En France, le port d’armes est interdit depuis 1939 et la législation est aussi restrictive que chez la plupart de nos voisins européens.

Les citoyens ordinaires se voient nier ce que d’aucuns considèrent comme un droit fondamental alors que, parallèlement, on constate une hausse des homicides par arme à feu depuis une dizaine d’années dans des villes comme Marseille, sur fond de trafic de stupéfiants.

Marseille n’est pas la seule ville concernée : fusillade le 18 mai dernier à Tremblay-en-France, en Seine-Saint-Denis, fusillade le 13 mai à Villerupt, en Meurthe-et-Moselle, fusillade le 9 mai à Valence, dans la Drôme, fusillade le 1er mai à Cavaillon, dans le Vaucluse, etc. L’attaque du 9 juin à Annecy a également relancé le débat sur le port d’armes pour se protéger de l’insécurité et des agressions.

Quelles conclusions en tirer ?

 

Disponibilités des armes à feu et taux d’homicides : la corrélation loin d’être établie

Il est difficile d’évaluer l’impact des armes à feu : les statistiques ne distinguent pas toujours les homicides, les suicides, les accidents de chasse ou domestiques, les décès faisant suite à l’usage d’une arme à feu par les forces de l’ordre.

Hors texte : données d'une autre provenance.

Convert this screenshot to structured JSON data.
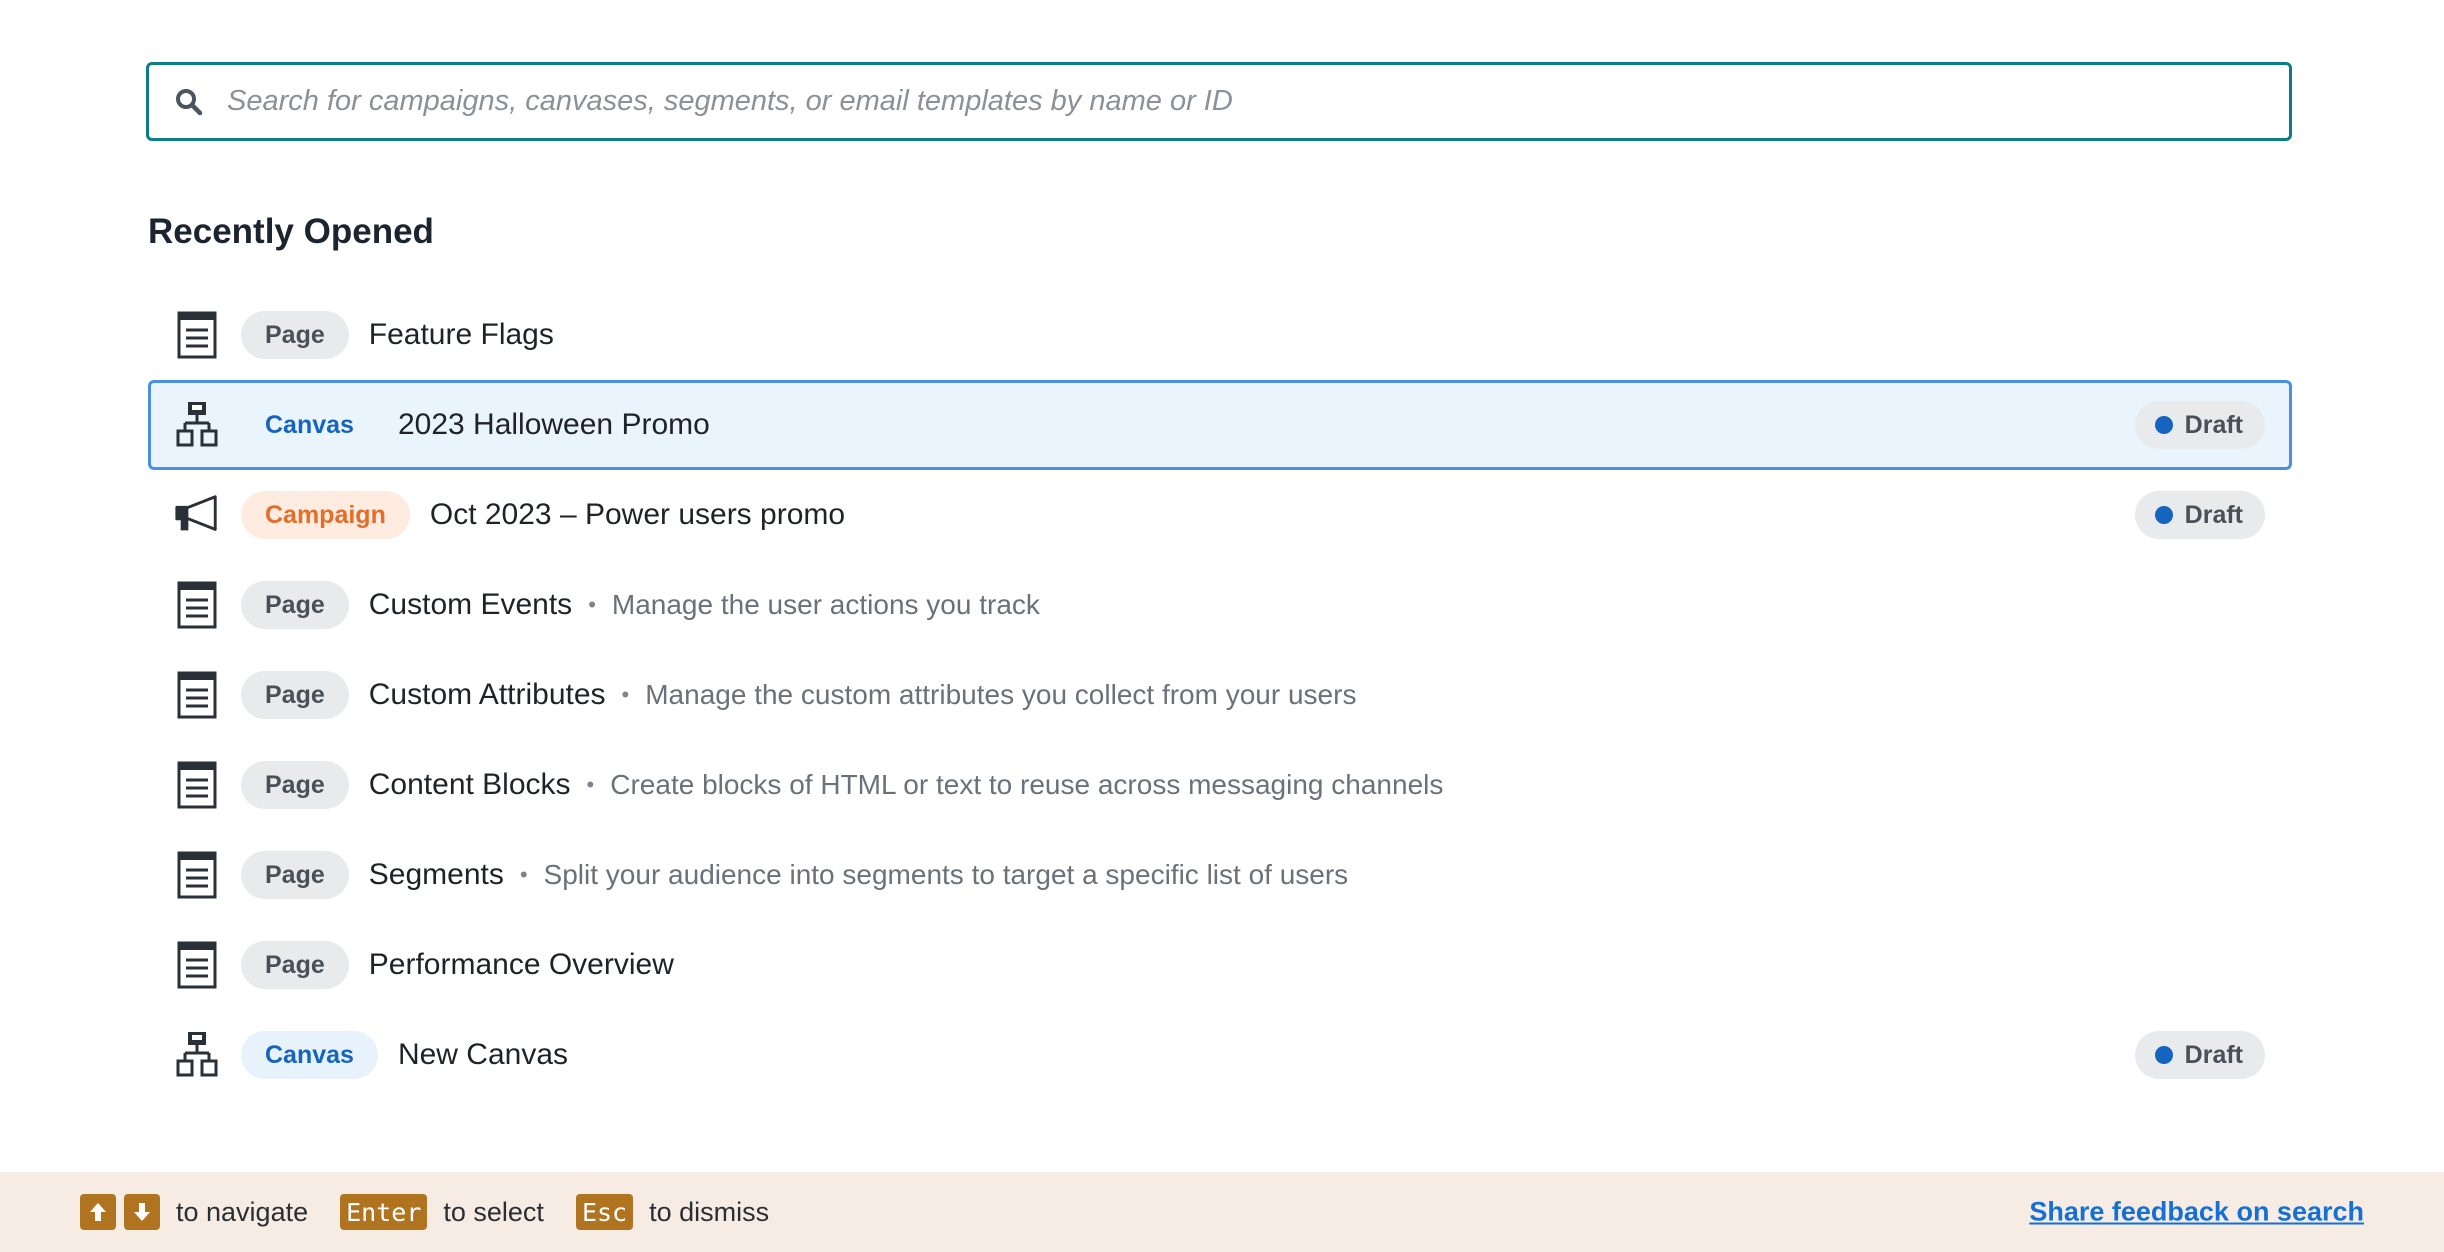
{
  "search": {
    "placeholder": "Search for campaigns, canvases, segments, or email templates by name or ID",
    "value": ""
  },
  "recent": {
    "heading": "Recently Opened",
    "items": [
      {
        "type": "page",
        "badge": "Page",
        "title": "Feature Flags",
        "description": "",
        "status": ""
      },
      {
        "type": "canvas",
        "badge": "Canvas",
        "title": "2023 Halloween Promo",
        "description": "",
        "status": "Draft",
        "selected": true
      },
      {
        "type": "campaign",
        "badge": "Campaign",
        "title": "Oct 2023 – Power users promo",
        "description": "",
        "status": "Draft"
      },
      {
        "type": "page",
        "badge": "Page",
        "title": "Custom Events",
        "description": "Manage the user actions you track",
        "status": ""
      },
      {
        "type": "page",
        "badge": "Page",
        "title": "Custom Attributes",
        "description": "Manage the custom attributes you collect from your users",
        "status": ""
      },
      {
        "type": "page",
        "badge": "Page",
        "title": "Content Blocks",
        "description": "Create blocks of HTML or text to reuse across messaging channels",
        "status": ""
      },
      {
        "type": "page",
        "badge": "Page",
        "title": "Segments",
        "description": "Split your audience into segments to target a specific list of users",
        "status": ""
      },
      {
        "type": "page",
        "badge": "Page",
        "title": "Performance Overview",
        "description": "",
        "status": ""
      },
      {
        "type": "canvas",
        "badge": "Canvas",
        "title": "New Canvas",
        "description": "",
        "status": "Draft"
      }
    ]
  },
  "footer": {
    "up_key": "↑",
    "down_key": "↓",
    "navigate_label": "to navigate",
    "enter_key": "Enter",
    "select_label": "to select",
    "esc_key": "Esc",
    "dismiss_label": "to dismiss",
    "feedback_link": "Share feedback on search"
  },
  "colors": {
    "search_border": "#0e7c86",
    "selected_bg": "#eaf4fd",
    "selected_border": "#4a90e2",
    "canvas_badge": "#1565c0",
    "campaign_badge": "#e56d2a",
    "draft_dot": "#1565c0",
    "footer_bg": "#f6ece3",
    "key_bg": "#b0731f",
    "link": "#1570d6"
  },
  "icons": {
    "search": "search-icon",
    "page": "page-icon",
    "canvas": "canvas-icon",
    "campaign": "megaphone-icon"
  }
}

En France, les statistiques sur la criminalité publiées par le ministère de l’Intérieur et celles de l’INSEE ne fournissent pas de données précises. Concernant les homicides, le système de classification statistique internationale des maladies (CIM-10) inclut une catégorie dite « lésions traumatiques infligées par un tiers dans l’intention de blesser ou de tuer » (X85-Y09), mais sans distinguer le moyen employé, et il ne comporte que deux catégories relatives aux armes à feu : les agressions par fusil, carabine et arme de plus grande taille (X94) et les agressions par des armes à feu autres, sans plus de précisions (X95).

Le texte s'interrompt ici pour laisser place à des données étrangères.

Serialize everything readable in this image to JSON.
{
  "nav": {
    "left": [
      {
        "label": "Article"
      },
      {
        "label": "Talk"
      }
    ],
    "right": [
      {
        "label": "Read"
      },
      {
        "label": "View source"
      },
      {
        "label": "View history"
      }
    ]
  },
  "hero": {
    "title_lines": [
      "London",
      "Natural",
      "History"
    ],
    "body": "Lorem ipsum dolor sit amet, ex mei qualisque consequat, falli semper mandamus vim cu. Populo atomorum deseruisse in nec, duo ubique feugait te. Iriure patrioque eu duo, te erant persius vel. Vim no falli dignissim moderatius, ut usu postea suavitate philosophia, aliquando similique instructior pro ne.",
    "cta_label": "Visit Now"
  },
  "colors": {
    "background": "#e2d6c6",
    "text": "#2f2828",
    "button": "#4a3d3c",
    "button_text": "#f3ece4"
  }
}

Dans la littérature scientifique, la question récurrente porte sur la relation directe entre une plus grande disponibilité des armes à feu et les taux d’homicides.

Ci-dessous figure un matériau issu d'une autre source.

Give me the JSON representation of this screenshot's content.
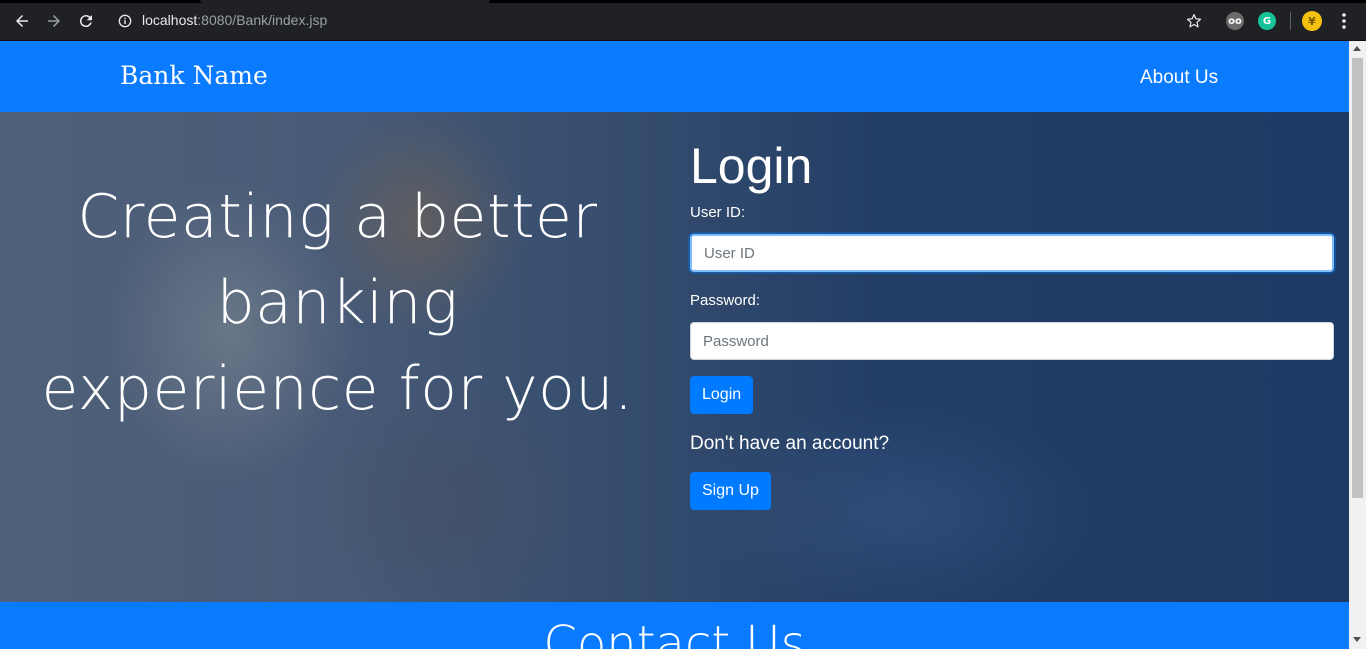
{
  "browser": {
    "url_host": "localhost",
    "url_rest": ":8080/Bank/index.jsp",
    "icons": {
      "back": "arrow-left-icon",
      "forward": "arrow-right-icon",
      "reload": "reload-icon",
      "info": "info-icon",
      "bookmark": "star-icon",
      "menu": "kebab-menu-icon"
    },
    "extensions": [
      "glasses-extension-icon",
      "grammarly-extension-icon"
    ]
  },
  "navbar": {
    "brand": "Bank Name",
    "about_link": "About Us",
    "background": "#0a7bff"
  },
  "hero": {
    "tagline": "Creating a better banking experience for you."
  },
  "login": {
    "title": "Login",
    "userid_label": "User ID:",
    "userid_placeholder": "User ID",
    "userid_value": "",
    "password_label": "Password:",
    "password_placeholder": "Password",
    "password_value": "",
    "login_button": "Login",
    "no_account_text": "Don't have an account?",
    "signup_button": "Sign Up",
    "button_color": "#007bff"
  },
  "footer": {
    "title": "Contact Us"
  }
}
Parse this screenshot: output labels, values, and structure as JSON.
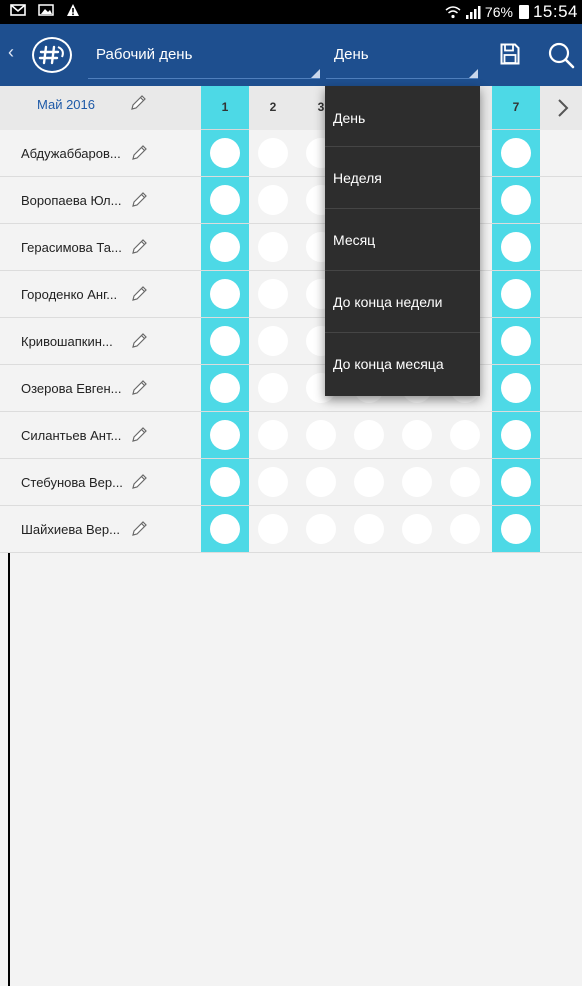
{
  "status_bar": {
    "battery": "76%",
    "clock": "15:54",
    "icons": [
      "mail-icon",
      "photo-icon",
      "warning-icon",
      "wifi-icon",
      "signal-icon",
      "battery-icon"
    ]
  },
  "app_bar": {
    "back_glyph": "‹",
    "title": "Рабочий день",
    "view_selected": "День",
    "colors": {
      "bar": "#1e4f8f",
      "accent": "#4dd9e6"
    }
  },
  "grid": {
    "month": "Май 2016",
    "days": [
      "1",
      "2",
      "3",
      "7"
    ],
    "employees": [
      "Абдужаббаров...",
      "Воропаева Юл...",
      "Герасимова Та...",
      "Городенко Анг...",
      "Кривошапкин...",
      "Озерова Евген...",
      "Силантьев Ант...",
      "Стебунова Вер...",
      "Шайхиева Вер..."
    ]
  },
  "dropdown": {
    "options": [
      "День",
      "Неделя",
      "Месяц",
      "До конца недели",
      "До конца месяца"
    ]
  }
}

Or, là aussi, la réalité est plus complexe qu’il n’y paraît. A priori, on pourrait croire que c’est dans les pays dont la législation sur les armes à feu est la plus permissive qu’il y a le plus d’homicides.

En réalité, la corrélation est loin d’être évidente.

Aux États-Unis, où le taux de détention de ces armes pour 100 habitants est le plus élevé au monde (120,5), il y a eu 13 624 homicides par armes à feu en 2020. La situation est bien différente dans d’autres pays comme la Finlande, dans le top 10 des pays les plus armés, sans que cela ne semble avoir une incidence sur le nombre d’homicides par ce moyen (cinq en 2019).

De la même manière, les citoyens suisses sont parmi les plus armés, et on ne compte que neuf homicides par arme à feu en 2020.

Lecture : Pays avec le plus d’armes à feu pour 100 habitants
Source : Estimating global civilian held firearms numbers – Small Arms Survey (2018)

 

Les armes à feu servent surtout en cas de légitime défense, et non pour commettre des crimes

Dans les débats sur le port d’armes, on a tendance à négliger, voire ignorer, un objectif pourtant majeur : la dissuasion.

Par définition, un criminel est peu soucieux de ce qui est légal ou de ce qui ne l’est pas. S’il lui faut une arme, il trouvera toujours un moyen de se la procurer : il connaît les réseaux clandestins. Le citoyen lambda, lui, se retrouve donc très vulnérable.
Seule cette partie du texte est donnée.